Without radio communication—which they knew Roxwolf monitored—the assault sequence was all down to timing. From Chaing initiating the mission, they had ninety minutes to infiltrate the teams into the neighboring buildings and quarantine their workforces. Fifty minutes to cut through into the attic. A further fifteen minutes to assemble in position; subteams in each building behind second-floor balcony windows were ready to launch grapnel ropes and swing across, blasting their way in with grenades, with more subteams at the back door to overwhelm any gang guards posted at the rear alley entrance. Main teams were in the hallway, heavily armed to storm through Cavour’s front entrance.

It was planned down to the last detail, approved by Yaki and the duty assault team captain. And doomed to fail.

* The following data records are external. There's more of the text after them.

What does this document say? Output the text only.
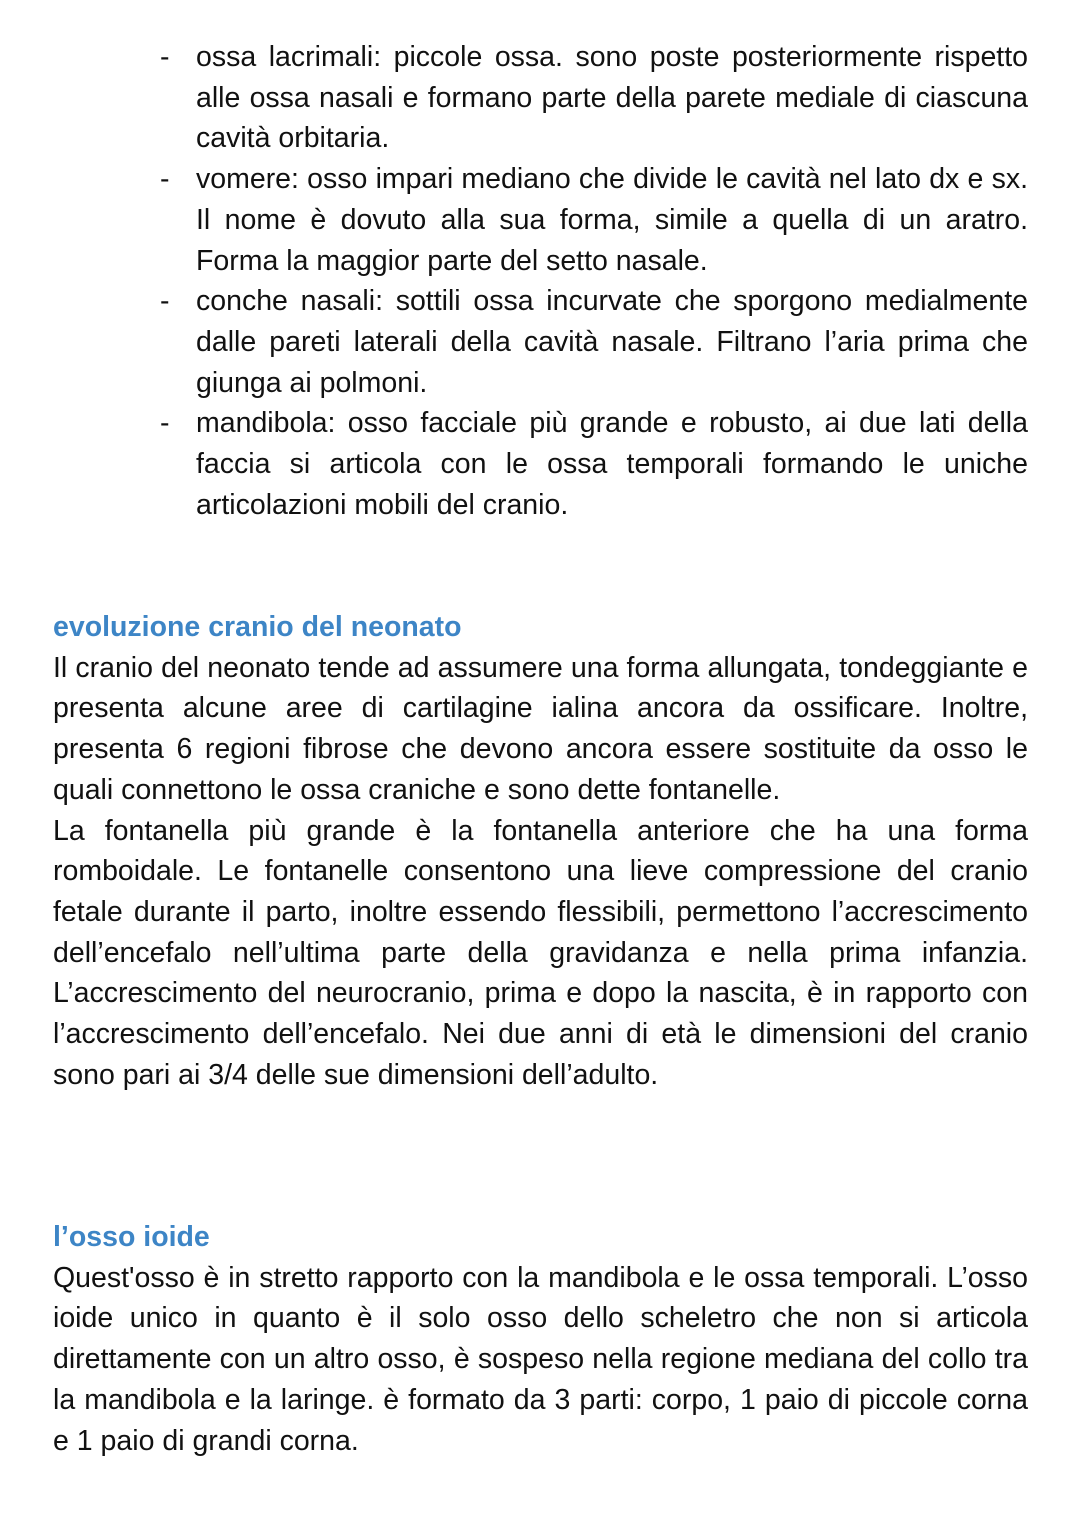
- ossa lacrimali: piccole ossa. sono poste posteriormente rispetto alle ossa nasali e formano parte della parete mediale di ciascuna cavità orbitaria.
- vomere: osso impari mediano che divide le cavità nel lato dx e sx. Il nome è dovuto alla sua forma, simile a quella di un aratro. Forma la maggior parte del setto nasale.
- conche nasali: sottili ossa incurvate che sporgono medialmente dalle pareti laterali della cavità nasale. Filtrano l’aria prima che giunga ai polmoni.
- mandibola: osso facciale più grande e robusto, ai due lati della faccia si articola con le ossa temporali formando le uniche articolazioni mobili del cranio.
evoluzione cranio del neonato

Il cranio del neonato tende ad assumere una forma allungata, tondeggiante e presenta alcune aree di cartilagine ialina ancora da ossificare. Inoltre, presenta 6 regioni fibrose che devono ancora essere sostituite da osso le quali connettono le ossa craniche e sono dette fontanelle.

La fontanella più grande è la fontanella anteriore che ha una forma romboidale. Le fontanelle consentono una lieve compressione del cranio fetale durante il parto, inoltre essendo flessibili, permettono l’accrescimento dell’encefalo nell’ultima parte della gravidanza e nella prima infanzia. L’accrescimento del neurocranio, prima e dopo la nascita, è in rapporto con l’accrescimento dell’encefalo. Nei due anni di età le dimensioni del cranio sono pari ai 3/4 delle sue dimensioni dell’adulto.

l’osso ioide

Quest'osso è in stretto rapporto con la mandibola e le ossa temporali. L’osso ioide unico in quanto è il solo osso dello scheletro che non si articola direttamente con un altro osso, è sospeso nella regione mediana del collo tra la mandibola e la laringe. è formato da 3 parti: corpo, 1 paio di piccole corna e 1 paio di grandi corna.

Roxwolf’s hideaways, of which there were several in Opole, were superbly integrated into their surroundings. In Larncy Square, there were watchers behind the blinds on the fourth floor of the offices, covering the square and the alley behind. Clerks and secretaries in several companies around the square were affiliated with the gangs, with dedicated phone lines into the Cavour office. There were even optical tubes blended discreetly into the architecture, allowing Roxwolf to observe suspicious activity directly.

As the assault team started to infiltrate the adjacent buildings, three separate warnings were triggered before the gang associates moved obligingly to the third-floor quarantine rooms. Thus warned, Roxwolf himself watched the steady arrival of men and women with similar-sized bags. Nobody now was coming out of the neighboring buildings. A scan around the square revealed that new checkpoints had been set up at the far end of the access roads. The already reduced level of government-authorized traffic trundling around the central park was shrinking toward nonexistent.

Without warning his underlings—human or Faller—he armed the trips on the demolition charges and opened the secret panel in the sub-basement where he’d lived for the past fortnight. He moved quickly through the dank catacombs that stretched beneath Larncy Square. Retracing the route he’d taken to reach the Cavour offices, he found the narrow service hatch in the wall of a long-abandoned culvert and squeezed through.

A pistol muzzle pressed into the side of his head. Five bright torches came on, leaving him blinking in their dazzling light.

“Roxwolf, I presume?” Chaing said cheerfully.